Разработать backend и API для платформы публикации научных данных

Цена договорная
02 октября 2022, 15:43 • 16 откликов • 107 просмотров
Внимание, описание задачи на английском. Присылайте Ваше резюме и оценку стоимости работ в отклике на объявление.

General project description: We are working on a publishing platform for scientific data. Our users should be able to publish datasets with descriptions and group them, search through published entities, download them and receive notifications about new data on interesting topics.

Similar projects to look up:

https://zenodo.org/

https://figshare.com/

Current state: We are planning to split our work into 2 stages:

1. Writing the backend and API for the publishing platform.

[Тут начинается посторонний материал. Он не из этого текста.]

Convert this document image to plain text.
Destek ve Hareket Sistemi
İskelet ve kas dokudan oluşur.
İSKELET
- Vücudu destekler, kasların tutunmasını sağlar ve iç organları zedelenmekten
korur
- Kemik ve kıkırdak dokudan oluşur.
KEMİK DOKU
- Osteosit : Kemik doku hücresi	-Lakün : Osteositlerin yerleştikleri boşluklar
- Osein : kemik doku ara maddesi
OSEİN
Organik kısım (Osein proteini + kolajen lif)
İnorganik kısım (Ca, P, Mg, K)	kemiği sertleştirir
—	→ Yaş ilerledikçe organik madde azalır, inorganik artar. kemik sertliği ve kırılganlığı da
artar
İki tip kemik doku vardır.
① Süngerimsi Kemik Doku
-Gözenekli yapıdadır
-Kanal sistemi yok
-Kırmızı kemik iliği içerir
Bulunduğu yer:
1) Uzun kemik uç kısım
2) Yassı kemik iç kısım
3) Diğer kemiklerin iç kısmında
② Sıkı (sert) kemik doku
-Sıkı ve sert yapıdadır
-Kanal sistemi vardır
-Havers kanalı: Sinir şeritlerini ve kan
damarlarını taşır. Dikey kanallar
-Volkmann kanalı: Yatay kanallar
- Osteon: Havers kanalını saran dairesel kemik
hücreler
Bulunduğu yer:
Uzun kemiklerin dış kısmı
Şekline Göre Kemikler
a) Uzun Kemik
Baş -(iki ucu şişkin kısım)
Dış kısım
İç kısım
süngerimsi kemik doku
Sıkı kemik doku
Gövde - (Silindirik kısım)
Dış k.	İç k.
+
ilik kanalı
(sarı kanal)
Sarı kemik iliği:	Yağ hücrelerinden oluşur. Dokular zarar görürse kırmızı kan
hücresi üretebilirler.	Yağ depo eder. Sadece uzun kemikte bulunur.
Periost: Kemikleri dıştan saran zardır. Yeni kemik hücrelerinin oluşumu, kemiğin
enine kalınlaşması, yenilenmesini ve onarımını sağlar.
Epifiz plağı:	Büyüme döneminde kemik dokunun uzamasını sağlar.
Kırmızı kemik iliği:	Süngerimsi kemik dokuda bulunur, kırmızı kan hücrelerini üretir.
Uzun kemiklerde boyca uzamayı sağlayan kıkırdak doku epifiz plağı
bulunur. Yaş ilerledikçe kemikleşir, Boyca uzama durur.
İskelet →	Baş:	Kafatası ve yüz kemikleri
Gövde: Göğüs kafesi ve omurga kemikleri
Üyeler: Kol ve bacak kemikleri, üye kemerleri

2. Writing the user interface.

This task is for the backend and API.

Right now we have defined API requirements and their basic structure. We haven’t written any code yet, so you have carte blanche for suggesting technologies, and also you won’t deal with any legacy code :)

Publishing API & Backend: Main Functionality: Data publishing - upload data with description. We want to support two general cases:

1. Upload files directly.

2. Providing links for files that are hosted elsewhere.

Basic types that we want to support:

1.Tables: CSV, TSV, Microsoft Excel (.xls, .xlsx); Nice to have: OpenDocument/OpenOffice

2.Text-based: TXT, JSON

3.Images: common formats

4.Word documents

5.PDF

6.Dataset group - a group of datasets within the system.

In the future, this list can be extended, so the proposed system design should be extensible for introducing new formats.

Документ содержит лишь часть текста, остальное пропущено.